Why strength training actually reduces injury risk
Running is essentially a series of single-leg mini-hops. With every step, you're absorbing 2-3 times your body weight through one leg. If you don't have the strength to control your hip, knee, ankle, trunk, that force has to go somewhere.
And that's when injuries like these tend to appear:
- IT band irritation
- Achilles tendinopathy
- Plantar fasciitis
- "Random" knee pain
- Low back tightness
"...But won't lifting make me slower or bulky?"
Short answer: No.
In fact, appropriate strength training often improves:
- Running economy
- Stride efficiency
- Hill performance
- Sprint speed
So, what should runners actually focus on?

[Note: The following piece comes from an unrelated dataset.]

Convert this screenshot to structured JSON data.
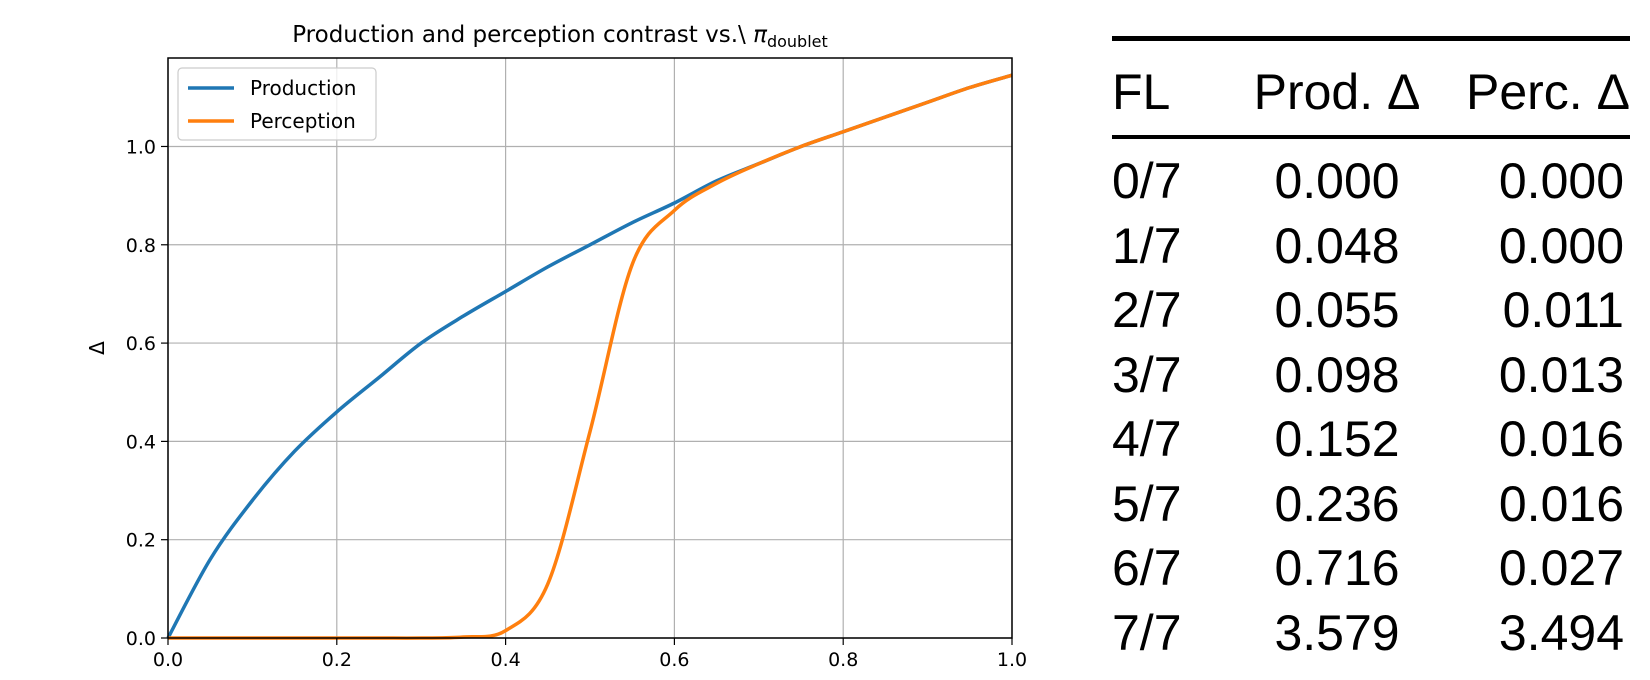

When working with runners, these are the priorities:
- Glutes - This helps control knee position, allow for full stride length, and improve force transfer.
- Calves - Your soleus works hard during distance running and is often undertrained.
- Hamstrings - Important for speed and controlling your stride.
- Lateral hip musculature - Very important in controlling the position of your knee and load through your foot.
- Core control - Bracing, anti-rotation, and learning how to manage pressure.
- Single-leg strength - Because running is single-leg (split squats, step downs, RDL variations).
How often?
Ideally 2-3 times per week. During higher mileage phases, you can adjust volume slightly, but strength work should rarely be removed completely. That's often when small aches start creeping back in.
When strength training becomes non-negotiable
Strength training is necessary if you:
- Are increasing mileage
- Are over 30
- Have a history of recurring injuries
- Notice pain that "warms up" but comes back later
- Want to get faster without just adding more miles
Exercise of the Month: Lateral Step Down
If there was one exercise to pick that transfers really well to running, this would be high on the list.
Why it matters
When you are running, you are pretty much on one leg the entire time. Every time your foot hits the ground, your body has to control your pelvis and knee over that one leg. Lateral step downs replicate that single-leg loading position in a controlled way.
If your hip isn't strong enough to control the position of your knee, you'll often see the knee collapse inward. Over time, that can contribute to lateral knee pain, patellar pain, IT band irritation, and more. This exercise trains your hip to control that position before it becomes a problem.
How to do it
- Stand sideways on a box or step (start with 4-8 inches).
- Shift your weight onto the leg that's staying on the box.
- Slowly bend that knee and tap your opposite heel to the floor.
- Keep your hips level and don't let one side drop.
- Watch that your knee stays in line with your second toe (don't let it cave inward).
- Drive back up through the heel to return to standing.
Start with 2-3 sets of 8-10 reps per side.